One exception to the collapsing right-wing, anti-reform contingent is blogger Jazz Shaw at the conservative website Hot Air. Shaw has repeatedly claimed that the proposed nonprofit air traffic control provider would be controlled by major airlines (False: Large passenger carriers would be represented with just one of 13 board seats; if airline unions are included, that brings alleged “major airline control” up to just two of the 13). The phony “airline giveaway” line is being pushed by NBAA and its political operatives, who seek to continue forcing airline customers to subsidize corporate jet operations.

Shaw claims to be in favor of “privatization,” yet he opposes every nongovernmental air traffic control model currently in existence. Tellingly, his preferred “privatization” scheme involves turning over air traffic control to aerospace defense contractors, some of which are currently helping to bankroll opposition to reform due to their fear of losing lucrative contracts with the Federal Aviation Administration. This has been a tactic of the small number conservative reform opponents, many of whom have connections with NBAA—attack realistic reform models with successful track records by pretending to hold out for “better” proposals that will never be on the table.
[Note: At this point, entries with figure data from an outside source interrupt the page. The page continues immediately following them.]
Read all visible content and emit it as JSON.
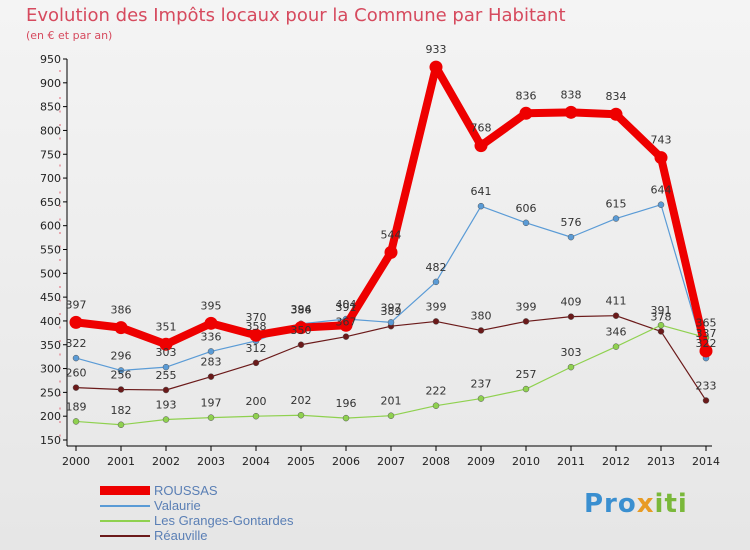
{
  "header": {
    "title": "Evolution des Impôts locaux pour la Commune par Habitant",
    "subtitle": "(en € et par an)"
  },
  "brand": {
    "part1": "Pro",
    "part2": "x",
    "part3": "iti"
  },
  "chart_data": {
    "type": "line",
    "x": [
      "2000",
      "2001",
      "2002",
      "2003",
      "2004",
      "2005",
      "2006",
      "2007",
      "2008",
      "2009",
      "2010",
      "2011",
      "2012",
      "2013",
      "2014"
    ],
    "ylim": [
      150,
      950
    ],
    "yticks": [
      150,
      200,
      250,
      300,
      350,
      400,
      450,
      500,
      550,
      600,
      650,
      700,
      750,
      800,
      850,
      900,
      950
    ],
    "grid": false,
    "legend_position": "bottom-left",
    "series": [
      {
        "name": "ROUSSAS",
        "color": "#ee0000",
        "values": [
          397,
          386,
          351,
          395,
          370,
          386,
          391,
          544,
          933,
          768,
          836,
          838,
          834,
          743,
          337
        ]
      },
      {
        "name": "Valaurie",
        "color": "#5a9bd6",
        "values": [
          322,
          296,
          303,
          336,
          358,
          394,
          404,
          397,
          482,
          641,
          606,
          576,
          615,
          644,
          322
        ]
      },
      {
        "name": "Les Granges-Gontardes",
        "color": "#8fd14f",
        "values": [
          189,
          182,
          193,
          197,
          200,
          202,
          196,
          201,
          222,
          237,
          257,
          303,
          346,
          391,
          365
        ]
      },
      {
        "name": "Réauville",
        "color": "#6b1a1a",
        "values": [
          260,
          256,
          255,
          283,
          312,
          350,
          367,
          389,
          399,
          380,
          399,
          409,
          411,
          378,
          233
        ]
      }
    ]
  }
}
Shaw has also latched onto Congressional Budget Office (CBO) scoring that purports to show large deficit increases under air traffic control reform. As I have noted, even the CBO concedes its scoring makes no sense when all the moving pieces are considered. Basically, congressional Democrats have been ordering CBO to score parts of the proposal that ignore the cost savings that would result under the full package by nonsensically assuming that the federal government will continue operating a parallel civil air traffic control provider once civil air traffic control is spun off from the federal government.

Yes, the CBO score is really that stupid. Shaw is uncritically parroting the results from CBO’s deeply flawed score that was manufactured by cynical opponents. Michael Sargent of the Heritage Foundation has a short post debunking the most recent CBO score Shaw highlights.

In his latest hit piece on air traffic control reform, Shaw attempts to equate the current U.S. reform proposal and the U.K.’s partially privatized for-profit air traffic control provider, NATS. NATS is the only for-profit air traffic control provider in the world and an entity some right-wing opponents have held up as something for the U.S. to emulate. It’s worth noting that Shaw’s entire blog post is based on a press release from a corporate jet lobby front group.

In contrast, the U.S. proposal is based on the highly successful Canadian reforms, which spun off the government air traffic control office into an independent nonprofit called Nav Canada. On September 1, Nav Canada’s user fees will again be reduced, falling to 45 percent below the inflation-adjusted aviation taxes they replaced two decades ago.

One problem presented by for-profit air traffic control provision is that it inevitably invites aggressive government rate regulation, something U.S. reform supporters are trying to avoid by insisting on a nonprofit provider subject to a statutory cost-based fee schedule. The U.K.’s NATS has seen its ups and downs and has frustrated airlines with slower than expected modernization, but it is hardly the disaster Shaw makes it out to be—especially when comparing it to the actual disaster that is U.S. government-run air traffic control. But Shaw doesn’t even really address problems at NATS. His blog post highlights news reports focusing on operational inefficiencies at British Airways that have absolutely nothing to do with air traffic control.

Shaw may continue claiming he is supportive of air traffic control “privatization,” but in reality he is supporting the inefficient status quo government monopoly. Whatever you want to call Shaw’s position, conservative it is not.